Day 26 (July 5th) - Back Down the Mountain

Our visit to the Ashram, as with all good thing it seems,eventually had to end and we found ourselves headed back down from the Catskills. The mountains were steep and I found the brakes were not working too well. With a weight of about 6 tons the motorhome would make one heck of a weapon if it failed to stop when it should so I pulled over and found the brake fluid level was low. Adding fluid did not seem to help that day but the next day the brakes were back to normal - go figure. So we continued up the road, through New York state and into Connecticut. Right outside Hartford there was a big explosion and we quickly pulled over to the side of the busy interstate. Amazingly, as we pulled over, a huge wild turkey was busy eating at the side of the road. The bad news was that we had blown one of the rear tires. The good news was that we were near an exit and that the other tire in the pair of duals was still intact so we limped up to a nearby truckstop. We spent the night in a busy and noisy truckstop parked under a sign warning us that camping would get us towed away and I woke up periodically listening for sounds of a towtruck hooking us up to tow us off to some obscure impound.

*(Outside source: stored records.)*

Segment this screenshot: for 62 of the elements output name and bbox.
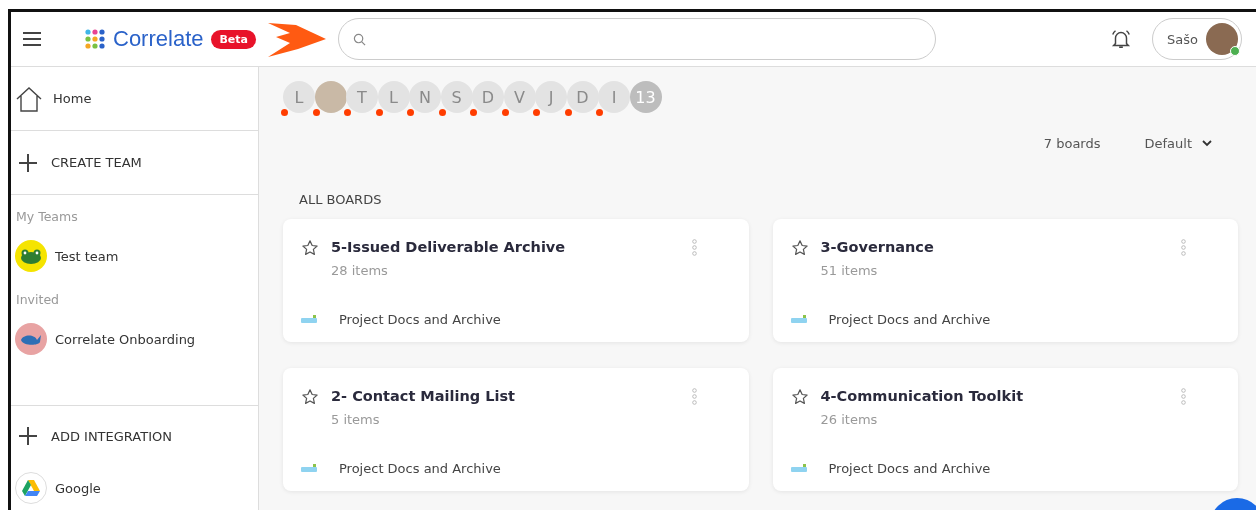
- member-photo-placeholder[interactable]: [314, 81, 347, 113]
- board-title: 2- Contact Mailing List: [331, 388, 517, 406]
- item-count: 51 items: [820, 263, 879, 278]
- team-name: Project Docs and Archive: [339, 311, 501, 327]
- status-dot: [375, 109, 383, 116]
- item-count: 28 items: [331, 263, 389, 278]
- board-card[interactable]: 2- Contact Mailing List 5 items Project Docs and Archive: [283, 368, 749, 491]
- status-dot: [533, 109, 540, 116]
- kebab-icon: [1181, 239, 1186, 256]
- plus-icon: [19, 153, 37, 172]
- section-heading: Invited: [15, 291, 60, 309]
- status-dot: [344, 109, 351, 116]
- item-count: 5 items: [331, 412, 381, 427]
- star-icon[interactable]: [301, 388, 319, 406]
- logo-icon: [85, 29, 105, 49]
- add-integration-button[interactable]: ADD INTEGRATION: [11, 406, 258, 466]
- star-icon[interactable]: [301, 239, 319, 257]
- board-card[interactable]: 5-Issued Deliverable Archive 28 items Project Docs and Archive: [283, 219, 749, 342]
- star-icon[interactable]: [790, 239, 809, 257]
- kebab-icon: [691, 239, 697, 256]
- beta-badge: Beta: [211, 30, 256, 49]
- drive-icon: [15, 472, 47, 504]
- star-icon[interactable]: [790, 388, 809, 406]
- sort-dropdown[interactable]: Default: [1138, 135, 1218, 152]
- board-card[interactable]: 3-Governance 51 items Project Docs and Archive: [772, 219, 1238, 342]
- create-team-button[interactable]: CREATE TEAM: [11, 131, 258, 195]
- user-name: Sašo: [1167, 31, 1198, 47]
- status-dot: [407, 109, 414, 116]
- status-dot: [596, 109, 603, 116]
- search-icon: [353, 32, 366, 46]
- integration-item[interactable]: Google: [11, 466, 105, 510]
- team-logo-icon: [301, 315, 317, 323]
- team-name: Project Docs and Archive: [828, 460, 991, 476]
- team-logo-icon: [790, 464, 807, 472]
- kebab-icon: [1181, 388, 1186, 405]
- menu-icon: [23, 32, 41, 46]
- team-logo-icon: [301, 464, 317, 472]
- board-title: 3-Governance: [820, 239, 935, 257]
- section-heading: My Teams: [15, 208, 79, 226]
- section-heading: ALL BOARDS: [299, 192, 383, 207]
- status-dot: [281, 109, 288, 116]
- team-item[interactable]: Test team: [11, 234, 123, 278]
- status-dot: [470, 109, 477, 116]
- team-name: Project Docs and Archive: [828, 311, 991, 327]
- board-title: 4-Communication Toolkit: [820, 388, 1025, 406]
- status-dot: [501, 109, 509, 116]
- home-button[interactable]: Home: [11, 67, 258, 131]
- chevron-down-icon: [1202, 140, 1212, 147]
- bell-icon[interactable]: [1110, 28, 1133, 50]
- status-dot: [312, 109, 320, 116]
- plus-icon: [19, 427, 37, 445]
- board-count: 7 boards: [1043, 136, 1101, 151]
- board-card[interactable]: 4-Communication Toolkit 26 items Project Docs and Archive: [772, 368, 1238, 491]
- item-count: 26 items: [820, 412, 879, 427]
- board-title: 5-Issued Deliverable Archive: [331, 239, 567, 257]
- team-logo-icon: [790, 315, 807, 323]
- status-dot: [438, 109, 446, 116]
- kebab-icon: [691, 388, 697, 405]
- status-dot: [564, 109, 572, 116]
- team-name: Project Docs and Archive: [339, 460, 501, 476]
- app-name: Correlate: [113, 26, 204, 52]
- team-item[interactable]: Correlate Onboarding: [11, 317, 200, 361]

The next morning we got the tire replaced and we were back on the road. We passed through portions of 4 states on this day before stopping in Portland Maine. Here, among the clouds of buzzing mosquitoes, we made plans for the continuation of our trip into Nova Scotia. There were a couple options, to continue north and drive around the Bay of Fundy, a trip of over 500 miles, or else, to take one of the ferries across and save a few days. One, a huge catamaran, (it is called "The Cat") operates out of Bar Harbor Maine and was especially attractive to me because it made the 150 miles crossing in about 3 hours. Unfortunately, when I called, I found that they could not accomodate a motorhome as tall as ours. The second option was the Scotia Prince, a 550 foot long ship which took 11 hours to make the 300 mile crossing from Portland to Yarmouth. The rates were much higher for this one but I found they had a 1/2 price discount for Wednesdays and it just happened to be Tuesday when I called so I booked us on.